These beans were totally worth blogging about.
I’ve been out of the blog-habit lately; I hadn’t made any new and interesting food, my CO recovery hasn’t made any new leaps or bounds, and I’ve been outside enjoying the summer as much as I can. My only news, really, is that I started swimming again after a many year hiatus, and within about three weeks, am just about up to a mile! Monday I swam 1400 meters, and tomorrow I’m going for the full 1600.
I’ve also been still sticking to the Wahls’ Diet, which is why I haven’t made anything too terribly thrilling– I never thought I could get tired of vegetables, but my goodness, I am pretty damn veggied out! That said, tonight I made some haricot verts that are AWESOME TASTING. They are gluten-free, sugar-free, and vegan, but not soy-free because I used Bragg’s liquid aminos. You could switch out coconut aminos, which I have but didn’t use because I didn’t want to impart any sweet flavor. The soy isn’t Wahls’ compliant, but with a daily consumption of nine cups of produce, you kinda have to let a condiment slide by here and there. There are definitely more condiments in this dish than I’ve been using on my veggies lately, but these also taste better than any veggies I’ve made in weeks, so there is something to be said for that.
Fan-freaking-tastic Easy Stir Fried Green (or Purple) Beans
1 lb haricot verts or regular size beans; I had purple ones on hand from the market
4 cloves garlic
1/2-1 chopped jalapeno
1-2 tbls Braggs
2-3 tbls So Delicious plain coconut kefir
1 1/2 tbls chile powder; I used Frontier Herbs, which I think is the absolute tastiest
1/2-1 tbls oil (grapeseed, olive, etc.) Feel free to omit if you’re low-fat, and saute in water instead.
Take stems off beans. If using full-sized green beans, feel free to cut into manageable pieces. Heat a pan on medium high heat, and add oil, garlic and jalapeno. Saute for a minute or so, then add green/purple beans and chile powder. Stir frequently for about five minutes, then deglaze pan with Braggs. Cook another five minutes or less, until beans are tender-crisp. Remove from heat and stir in coconut kefir. Note that purple beans, which are a little sweeter and gorgeous when raw, will turn plain old greenish brown when cooked.

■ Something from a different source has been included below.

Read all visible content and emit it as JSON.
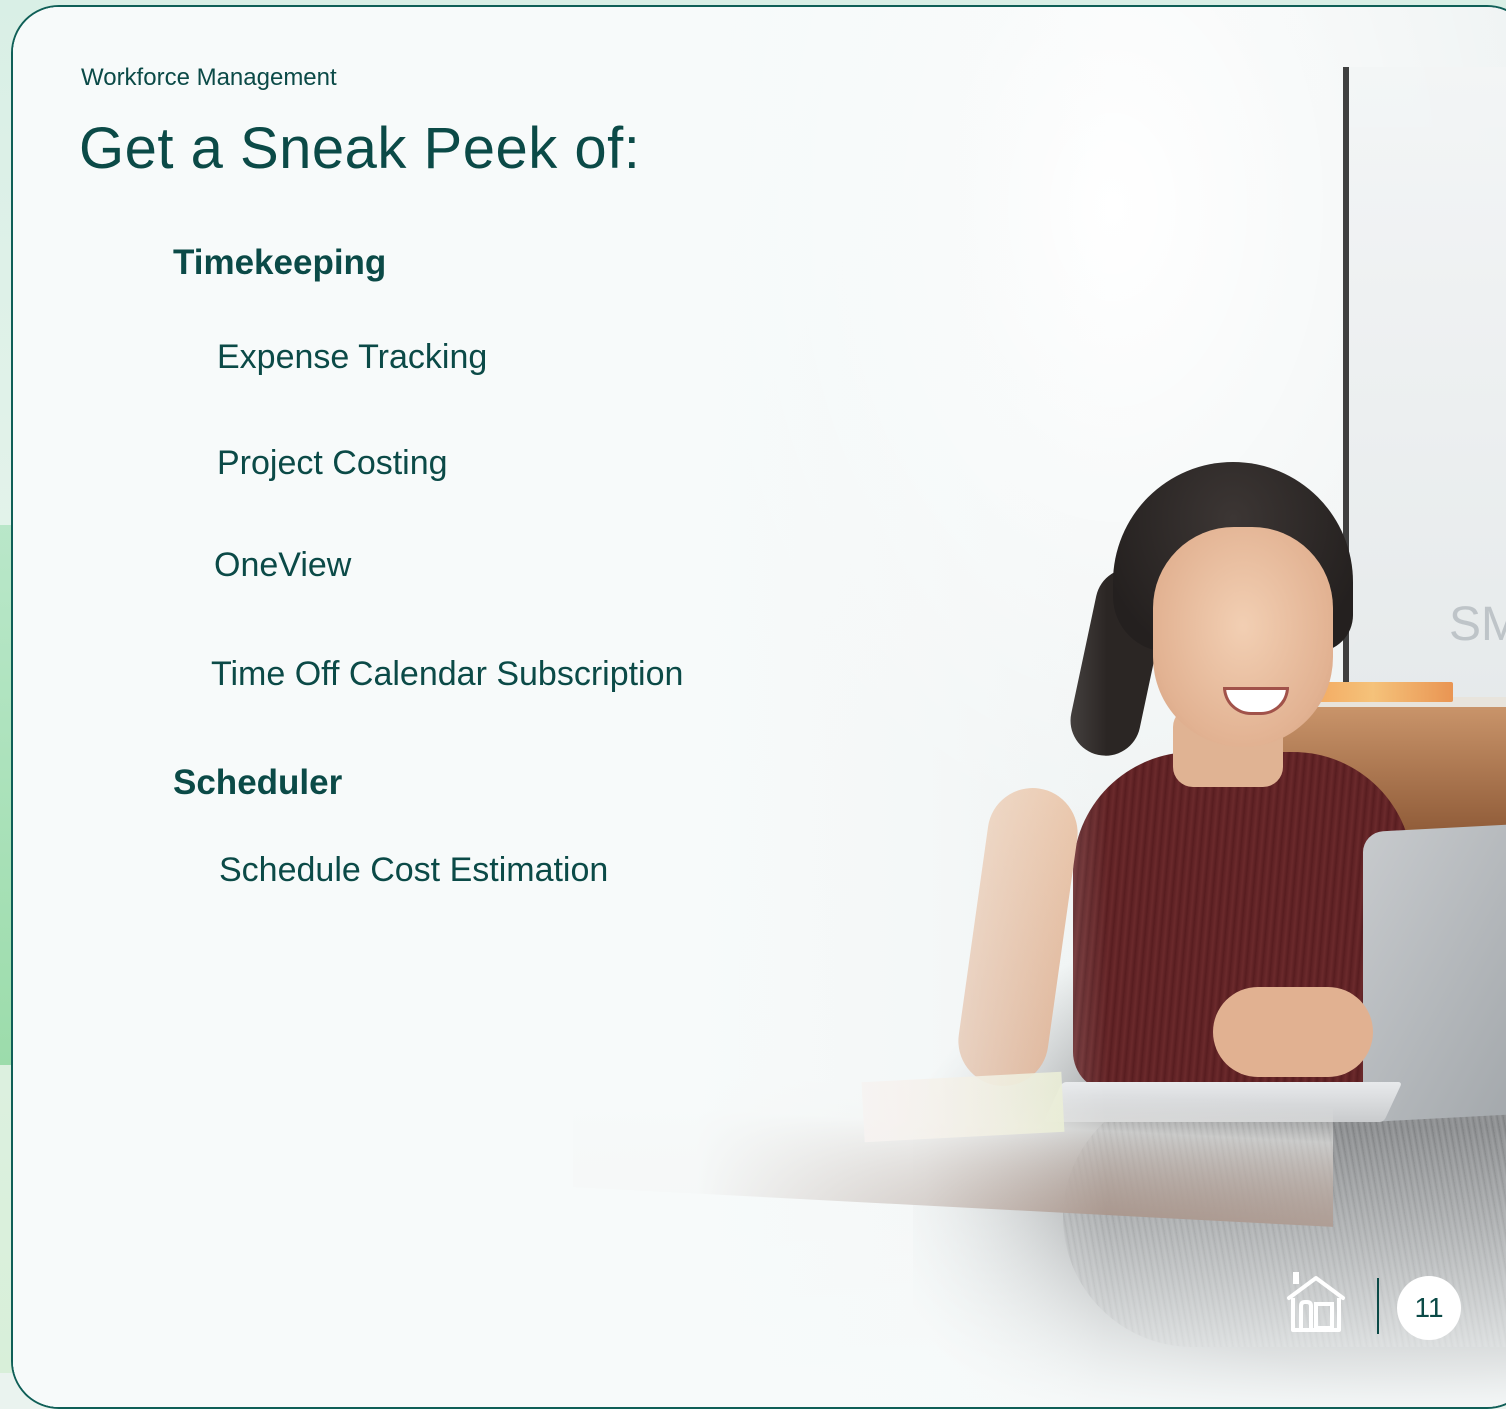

There’s no need for salt or pepper, seeing as Braggs is salty and jalapenos are spicy. The coconut kefir adds a richness to balance out the strong flavors of those, while also adding a unique tang.
Since I mostly post sweet recipes, I wanted to share a very simple and versatile side dish I made this week: raw marinated mushrooms. I’m a big fan of dishes that improve, rather than get yucky, as the week goes on, and these ‘shrooms do exactly that. They continue to intensify in flavor, and get a bit softer but never get past a standard “cooked” texture. They’re quick and easy to make; the bulk of the work lies in chopping them, which if you wanted you could actually avoid. Keeping them whole would yield less flavor throughout, but a firmer texture. I happen to like the texture of cooked mushrooms, and really enjoyed how indistinguishable these were from their cooked counterparts. This was definitely a just-throw-stuff-in-a-bowl-to-taste recipe more so than a specific-amounts one, and I honestly doubt you could make them in a way that tastes bad! They are so yummy, there isn’t even any need to add salt.
Easy Raw Marinated Mushrooms:
2 lbs button and/or cremini mushrooms, chopped into 1/4s or 1/8s depending on size
2 cloves garlic, crushed
3 sprigs fresh thyme, picked
2 tbls dried dill
3 parts balsamic vinegar to each 1 part cold-pressed olive oil (use cider vinegar for a 100% raw dish)
lots of fresh cracked black pepper
Chop mushrooms and place in a big bowl. Add garlic and herbs, then pour vinegar about 1/4 cup at a time until you reach a point of saturation. Once the mushrooms won’t absorb any more vinegar, pour on a fraction as much olive oil. Doing it this way helps ensure the mushrooms absorbed vinegar, not oil, so all you need of oil is what you’ll be tasting, rather than them absorbing a bunch of extra oil.
These can be eaten as is, as a topping for a protein or grain, or added to a salad to act as both dressing and condiment. I made a snack of them on bell peppers with an oatmeal-based cheddar spread, which was a delicious mostly-raw lunch.
Health Note: I’m on week four of Dr. Terry Wahls’ “Minding Your Mitochondria” diet, and though it is far different than my standard way of eating, I’m noticing numerous physical benefits of it. Part of the diet is to eat three cups daily of sulphur rich veggies. Most vegetables that fall into that category are cruciferous, such as broccoli, cauliflower, and cabbage. While those are very good for you, they’re hard on your thyroid (and mine is already ruined), and you should eat them cooked. This dish is a perfect way to get in your daily allotment of sulphur rich veggies while upping your raw foods intake. Mushrooms are also full of C and B Vitamins, making them an excellent immune booster.